Japan has a busy week. February labor market data, department store and supermarket sales, and retail sales data will be reported Tuesday. Unemployment is expected to rise a tick to 3.0% while the job-to-applicant ratio is seen steady at 1.10. Retail sales are expected to rise 0.8% m/m vs. a revised -1.7% (was -0.5%) in January. February IP will be reported Wednesday and is expected to fall -1.3% m/m vs. a 4.3% in January. Housing starts, construction orders, and Q1 Tankan report will all be reported Thursday. Large manufacturing index is expected at -1 vs. -10 in Q4, while large non-manufacturing is expected to remain steady at -5. All-industry capex is expected at -1.4% vs. -1.2% in Q4.

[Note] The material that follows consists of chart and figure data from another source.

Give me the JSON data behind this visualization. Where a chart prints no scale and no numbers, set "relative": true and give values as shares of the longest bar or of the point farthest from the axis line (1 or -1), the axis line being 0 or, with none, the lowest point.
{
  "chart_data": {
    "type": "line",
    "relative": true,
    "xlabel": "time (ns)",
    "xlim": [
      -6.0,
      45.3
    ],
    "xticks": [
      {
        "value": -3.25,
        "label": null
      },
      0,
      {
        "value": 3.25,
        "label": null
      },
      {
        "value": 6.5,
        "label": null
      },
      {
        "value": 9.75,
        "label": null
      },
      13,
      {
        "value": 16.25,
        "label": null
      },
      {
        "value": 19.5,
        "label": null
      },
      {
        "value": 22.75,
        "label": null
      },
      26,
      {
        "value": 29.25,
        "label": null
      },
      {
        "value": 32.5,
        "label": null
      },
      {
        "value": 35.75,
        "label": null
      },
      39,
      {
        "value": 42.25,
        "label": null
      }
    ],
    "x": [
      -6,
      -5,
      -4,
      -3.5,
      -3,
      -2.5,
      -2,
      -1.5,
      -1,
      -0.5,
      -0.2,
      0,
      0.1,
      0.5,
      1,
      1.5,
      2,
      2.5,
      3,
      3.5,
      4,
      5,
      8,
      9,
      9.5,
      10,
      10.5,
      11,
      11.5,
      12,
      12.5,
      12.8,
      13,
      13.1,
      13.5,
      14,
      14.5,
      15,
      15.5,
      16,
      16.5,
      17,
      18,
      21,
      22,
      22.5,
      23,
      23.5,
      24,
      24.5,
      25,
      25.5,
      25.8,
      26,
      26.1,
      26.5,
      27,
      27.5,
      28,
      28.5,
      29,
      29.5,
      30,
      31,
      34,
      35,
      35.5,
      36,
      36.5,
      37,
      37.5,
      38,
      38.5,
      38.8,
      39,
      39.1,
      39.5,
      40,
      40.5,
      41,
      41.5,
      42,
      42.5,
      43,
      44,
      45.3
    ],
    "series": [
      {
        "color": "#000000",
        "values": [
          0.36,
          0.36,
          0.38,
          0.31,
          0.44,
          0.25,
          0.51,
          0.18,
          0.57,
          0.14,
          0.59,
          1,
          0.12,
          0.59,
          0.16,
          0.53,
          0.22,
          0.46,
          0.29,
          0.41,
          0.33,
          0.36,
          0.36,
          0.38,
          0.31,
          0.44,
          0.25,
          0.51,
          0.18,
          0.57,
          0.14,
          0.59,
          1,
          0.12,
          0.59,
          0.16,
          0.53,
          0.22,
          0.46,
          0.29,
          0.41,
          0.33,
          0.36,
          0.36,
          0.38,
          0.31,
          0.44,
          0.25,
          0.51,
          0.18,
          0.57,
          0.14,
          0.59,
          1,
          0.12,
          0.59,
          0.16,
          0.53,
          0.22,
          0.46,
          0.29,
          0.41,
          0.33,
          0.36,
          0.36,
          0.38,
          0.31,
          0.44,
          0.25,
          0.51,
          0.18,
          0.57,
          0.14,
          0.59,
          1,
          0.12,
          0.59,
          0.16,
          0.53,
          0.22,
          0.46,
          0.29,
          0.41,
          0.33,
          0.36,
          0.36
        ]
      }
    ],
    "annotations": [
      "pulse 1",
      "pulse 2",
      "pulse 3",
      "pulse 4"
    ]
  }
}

The Bank of Japan releases the minutes to its March 18 meeting Monday. While the policy review amounted to little of substance, markets will be interested in how the discussions went at that meeting. Despite what we viewed as unnecessary tinkering, the BOK should be happy that JGB yields remain depressed and the steady rise in USD/JPY has not been derailed. At Friday’s high near 109.85, the pair matched the June 2020 high and is on track to test the March 2020 high near 111.70.

Australia reports some key data. Final March manufacturing PMI, February trade, and final February retail sales will all be reported Thursday. Exports are expected to rise 2% m/m vs. 6% in January, while imports are expected to rise 4% m/m vs. -2% in January. Sales are expected at -1.1% m/m. The RBA should be happy with asset market movements in recent weeks. The 3-year yield remains below the 0.10% target, while the 10- and 30-year yields are trading at multi-week lows. Elsewhere, ADUD is testing support near .76 and a break below would set up a test of the December low near .7460.